Accuracy comparision by using error matrix between SVD and UBCF
dimension_names <- list(user_id = sort(unique(ratings$user_id)), book_id = sort(unique(ratings$book_id)))
ratingmat <- spread(select(ratings, book_id, user_id, rating), book_id, rating) %>% select(-user_id)
ratingmat <- as.matrix(ratingmat)
dimnames(ratingmat) <- dimension_names
ratingmat[1:5, 1:5]
## book_id
## user_id 1 2 3 4 5
## 1 NA NA NA NA NA
## 2 NA NA NA NA NA
## 3 NA NA NA NA NA
## 4 NA NA NA NA NA
## 5 NA NA NA NA NA
Restructuring rating data from the dataset
ratingmat0 <- ratingmat
# Removing NAs
ratingmat0[is.na(ratingmat0)] <- 0
sparse_ratings <- as(ratingmat0, "sparseMatrix")
rm(ratingmat0)
gc()
## used (Mb) gc trigger (Mb) limit (Mb) max used (Mb)
## Ncells 2815655 150.4 7122362 380.4 NA 7122362 380.4
## Vcells 314900731 2402.6 1326853016 10123.1 16384 1382049457 10544.3
Creating realRatingMatrix
real_ratings <- new("realRatingMatrix", data = sparse_ratings)
real_ratings
## 53380 x 10000 rating matrix of class 'realRatingMatrix' with 977269 ratings.
# evaluation scheme
scheme <- evaluationScheme(real_ratings[1:500,], method = "cross-validation", k = 10, given = -1, goodRating = 5)
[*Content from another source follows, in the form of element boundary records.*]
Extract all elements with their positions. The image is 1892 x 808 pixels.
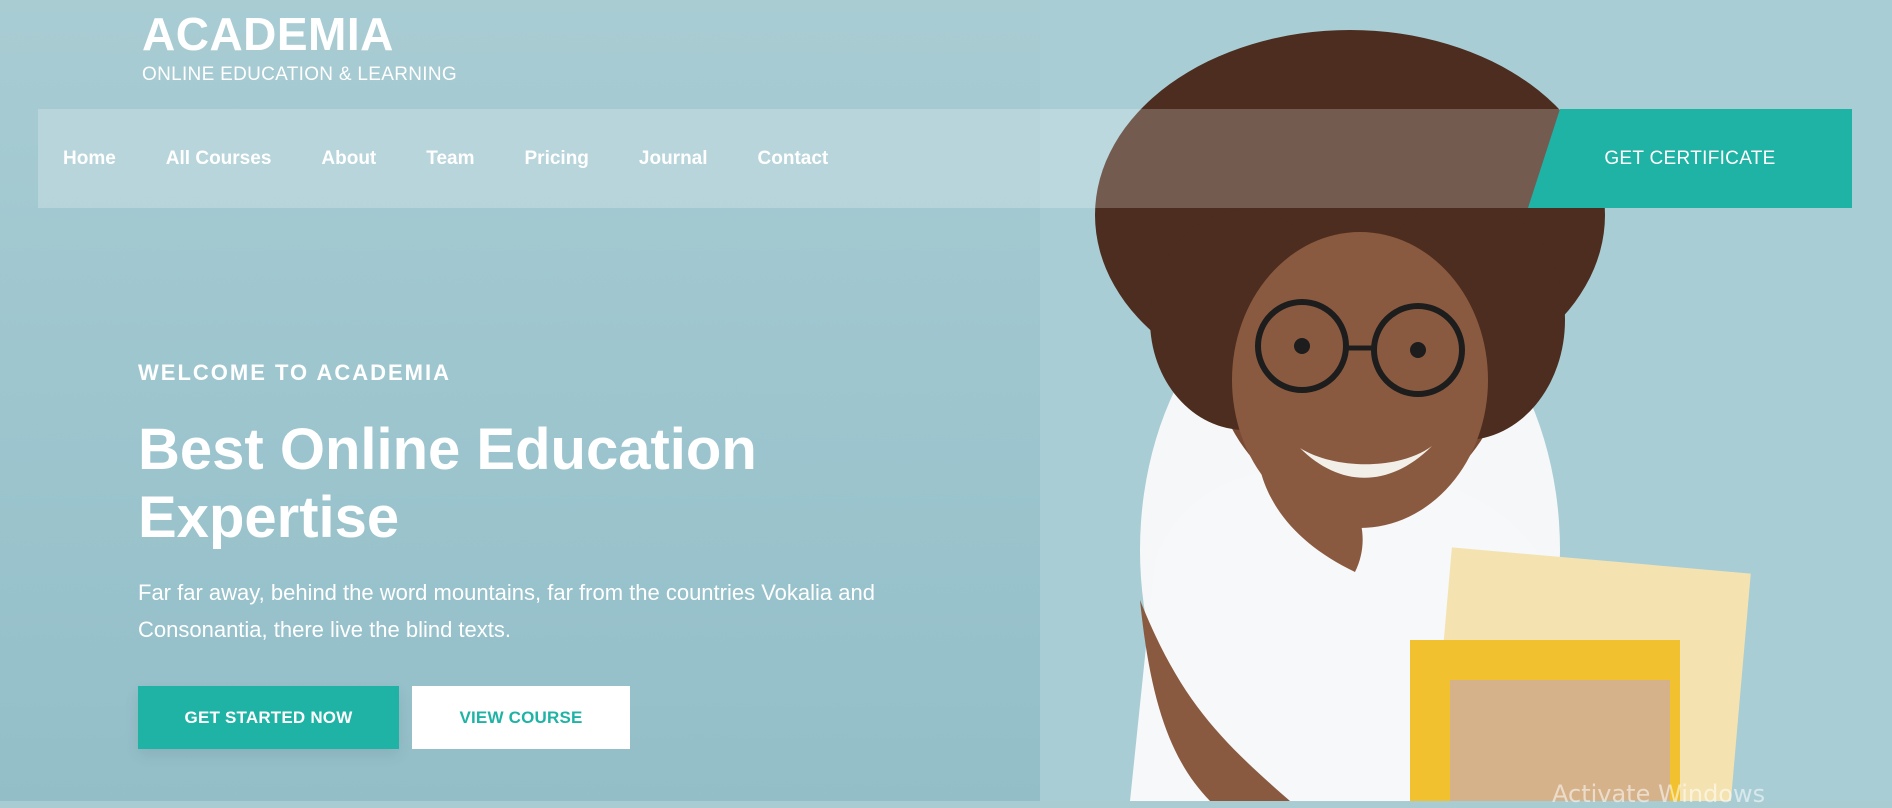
get-certificate-button[interactable]: GET CERTIFICATE [1528, 109, 1852, 208]
view-course-button[interactable]: VIEW COURSE [412, 686, 630, 749]
brand[interactable]: ACADEMIA ONLINE EDUCATION & LEARNING [142, 6, 457, 86]
nav-item-pricing[interactable]: Pricing [500, 148, 614, 170]
nav-item-contact[interactable]: Contact [733, 148, 854, 170]
get-started-button[interactable]: GET STARTED NOW [138, 686, 399, 749]
hero-content: WELCOME TO ACADEMIA Best Online Educatio… [138, 360, 938, 648]
hero-kicker: WELCOME TO ACADEMIA [138, 360, 451, 385]
nav-item-journal[interactable]: Journal [614, 148, 733, 170]
activate-windows-watermark: Activate Windows [1552, 780, 1766, 808]
nav-item-team[interactable]: Team [401, 148, 499, 170]
nav-item-home[interactable]: Home [38, 148, 141, 170]
brand-tagline: ONLINE EDUCATION & LEARNING [142, 64, 457, 85]
main-navbar: Home All Courses About Team Pricing Jour… [38, 109, 1878, 208]
nav-links: Home All Courses About Team Pricing Jour… [38, 109, 853, 208]
nav-item-about[interactable]: About [296, 148, 401, 170]
brand-name[interactable]: ACADEMIA [142, 6, 457, 62]
hero-description: Far far away, behind the word mountains,… [138, 580, 875, 642]
nav-item-all-courses[interactable]: All Courses [141, 148, 297, 170]
hero-headline: Best Online Education Expertise [138, 417, 757, 550]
## Warning in .local(data, ...): The following users do not have enough items
## leaving no given items: 41, 108, 189, 302, 324, 329
SVD train
svd_train <- Recommender(getData(scheme, "train"), "SVD")
svd_train
## Recommender of type 'SVD' for 'realRatingMatrix'
## learned using 450 users.
SVD prediction
svd_prd <- predict(svd_train, getData(scheme, "known"), type= "ratings")
svd_prd
## 50 x 10000 rating matrix of class 'realRatingMatrix' with 479281 ratings.
UBCF train
UBCF_train <- Recommender(getData(scheme, "train"), "UBCF")
UBCF_train
## Recommender of type 'UBCF' for 'realRatingMatrix'
## learned using 450 users.
UBCF prediction
UBCF_prd <- predict(UBCF_train, getData(scheme, "known"), type= "ratings")
UBCF_prd
## 50 x 10000 rating matrix of class 'realRatingMatrix' with 335564 ratings.
error <- rbind(
SVD = calcPredictionAccuracy(svd_prd, getData(scheme, "unknown")),
UBCF = calcPredictionAccuracy(UBCF_prd, getData(scheme, "unknown"))
)
error
## RMSE MSE MAE
## SVD 1.1139352 1.2408517 0.9052800
## UBCF 0.9371241 0.8782016 0.7560911
According to RMSE of each method, UBCF is more accurate recommendation model than SVD.